In 2012 keep an eye out for more openings as the city approves funding for them. If you think your neighborhood would benefit from a market of your own, speak up. I have been going to our city's markets religiously for years and I know they only happen when the community demands them.
This Friday, April 20 join RIS' Sous Chef Sarah Biglan at the Capital Harvest on the Plaza (CHoP) kickoff on the plaza of the Reagan Building at 13th & Pennsylvania NW. At 11am a ribbon cutting will kick off a season of good food and starting at 11:35am Chef Sarah will be doing a demonstration with one of my favorite signs of spring - asparagus.
RIS Asparagus and Gingered Grapefruit Salad Serves 6
2 cups miso vinaigrette
2 cups ginger glaze
42 pieces of large asparagus
36 sections of pink grapefruit, 4-5 grapefruit
¼ cup mixed black and white sesame seeds
2 scallions, cut thinly at an angle
Miso vinaigrette Makes 3 cups
3 inches fresh ginger, peeled and finely diced
1 tablespoon garlic, minced
1 tablespoon miso
1 ½ tablespoons chile paste with garlic (essential ingredient, found in Asian markets)
½ bunch cilantro, chopped
3 ounces sherry
4 ounces rice vinegar
5 ounces fish sauce (nuac nam, also found in Asian markets)
2 ounces lime juice
1 tablespoon honey
1 ounce sesame oil
4 ounces peanut oil
Combine all of the ingredients in a bowl except for the sesame oil and peanut oil. Whisk in each oil one at a time. This dressing will last indefinitely, covered in the refrigerator.
Ginger Lime Glaze Makes 2 cups
8" ginger, peeled and cut into very fine threads
zest of 4 limes
1 ½ cups tarragon vinegar
¾ cup sugar
Combine all ingredients in a non reactive pot. Bring to a boil. Remove from the heat and let sit for 5 minutes to infuse flavors. Bring back to a boil and repeat process. Bring back to a boil for a third time. Set aside until cool enough to cover and refrigerate. The glaze will last indefinitely and makes a great iced or hot tea base.

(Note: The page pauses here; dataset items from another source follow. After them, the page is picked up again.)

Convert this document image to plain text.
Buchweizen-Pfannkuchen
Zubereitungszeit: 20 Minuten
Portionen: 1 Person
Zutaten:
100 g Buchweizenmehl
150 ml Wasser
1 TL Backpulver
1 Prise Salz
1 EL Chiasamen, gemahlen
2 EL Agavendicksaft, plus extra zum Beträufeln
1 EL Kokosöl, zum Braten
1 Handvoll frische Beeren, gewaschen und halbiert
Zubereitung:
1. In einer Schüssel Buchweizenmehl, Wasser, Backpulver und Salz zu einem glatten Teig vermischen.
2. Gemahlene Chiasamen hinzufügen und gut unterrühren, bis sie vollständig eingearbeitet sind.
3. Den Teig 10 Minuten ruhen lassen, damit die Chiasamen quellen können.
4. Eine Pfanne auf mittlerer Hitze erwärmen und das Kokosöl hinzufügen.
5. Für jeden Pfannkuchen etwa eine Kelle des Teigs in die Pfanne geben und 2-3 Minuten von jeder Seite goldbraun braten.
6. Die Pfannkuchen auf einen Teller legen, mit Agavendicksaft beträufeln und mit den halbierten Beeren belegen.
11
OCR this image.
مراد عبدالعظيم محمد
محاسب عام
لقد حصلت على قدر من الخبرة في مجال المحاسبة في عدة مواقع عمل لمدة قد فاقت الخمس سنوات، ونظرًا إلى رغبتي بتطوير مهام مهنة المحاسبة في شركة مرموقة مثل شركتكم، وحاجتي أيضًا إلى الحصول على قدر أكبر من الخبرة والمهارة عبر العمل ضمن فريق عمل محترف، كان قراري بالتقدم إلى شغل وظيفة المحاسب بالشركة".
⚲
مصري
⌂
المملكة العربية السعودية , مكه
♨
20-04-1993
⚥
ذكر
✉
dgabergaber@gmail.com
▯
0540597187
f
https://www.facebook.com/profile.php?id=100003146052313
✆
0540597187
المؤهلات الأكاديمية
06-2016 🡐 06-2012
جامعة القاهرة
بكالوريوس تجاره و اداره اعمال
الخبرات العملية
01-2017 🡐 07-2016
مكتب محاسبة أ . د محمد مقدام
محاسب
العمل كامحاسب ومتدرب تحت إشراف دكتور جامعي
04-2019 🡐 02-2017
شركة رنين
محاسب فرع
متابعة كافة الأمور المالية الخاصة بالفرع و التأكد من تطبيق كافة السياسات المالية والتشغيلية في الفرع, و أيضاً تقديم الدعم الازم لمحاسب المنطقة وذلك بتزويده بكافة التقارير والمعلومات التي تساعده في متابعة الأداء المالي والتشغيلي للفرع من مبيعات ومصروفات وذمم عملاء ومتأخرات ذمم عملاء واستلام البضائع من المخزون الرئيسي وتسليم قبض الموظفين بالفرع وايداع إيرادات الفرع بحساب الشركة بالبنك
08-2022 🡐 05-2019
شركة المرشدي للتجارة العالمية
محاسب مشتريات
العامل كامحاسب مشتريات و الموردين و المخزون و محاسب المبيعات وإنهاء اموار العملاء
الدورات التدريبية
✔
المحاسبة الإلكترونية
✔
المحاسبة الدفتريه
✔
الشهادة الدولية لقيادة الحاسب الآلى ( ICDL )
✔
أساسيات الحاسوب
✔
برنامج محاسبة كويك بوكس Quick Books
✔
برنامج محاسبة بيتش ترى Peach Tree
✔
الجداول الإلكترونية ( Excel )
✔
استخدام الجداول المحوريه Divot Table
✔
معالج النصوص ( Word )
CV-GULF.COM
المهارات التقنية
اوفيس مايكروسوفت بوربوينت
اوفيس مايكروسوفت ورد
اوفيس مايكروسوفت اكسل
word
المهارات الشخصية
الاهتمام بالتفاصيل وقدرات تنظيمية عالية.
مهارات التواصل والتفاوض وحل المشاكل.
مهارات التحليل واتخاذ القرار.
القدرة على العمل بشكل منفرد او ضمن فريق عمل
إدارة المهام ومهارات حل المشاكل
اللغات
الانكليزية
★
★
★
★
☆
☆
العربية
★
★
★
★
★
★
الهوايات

Make the miso vinaigrette and ginger glaze ahead of time and keep in the refrigerator. Ever so slightly peel each stem of asparagus to eliminate any stringy toughness and to insure even cooking.. Blanch in a large pot of boiling salted water until the stems just bend, 3-5 minutes. Remove immediately to an ice bath to stop cooking and preserve green color. Remove from the water as soon as the asparagus is chilled and drain. Asparagus is much more flavorful if not served ice cold so keep at room temperature if just before service. If not, refrigerate until 10-15 minutes before ready to use. Section grapefruit into a strainer over a bowl. Squeeze out as much juice as you can from the remaining fruit pith. Make sure the sections are whole and cleaned of all pith. (it is best to buy a couple of extra grapefruit, to assure enough perfect sections) Place the sections into a separate bowl and cover with ginger glaze. Drink the fresh squeezed juice. To arrange the salad, cover the asparagus with a cup or so of the miso vinaigrette, saving enough to dress the bottom of each salad plate. Let the asparagus soak in the dressing for a couple of minutes. Meanwhile, cover the bottom of each salad plate with a layer of the miso vinaigrette. Arrange a log pile of 7 asparagus spears in the center of each plate. Arrange 3 grapefruit sections fanned out on each side of the asparagus. Sprinkle with scallions and sesame seeds.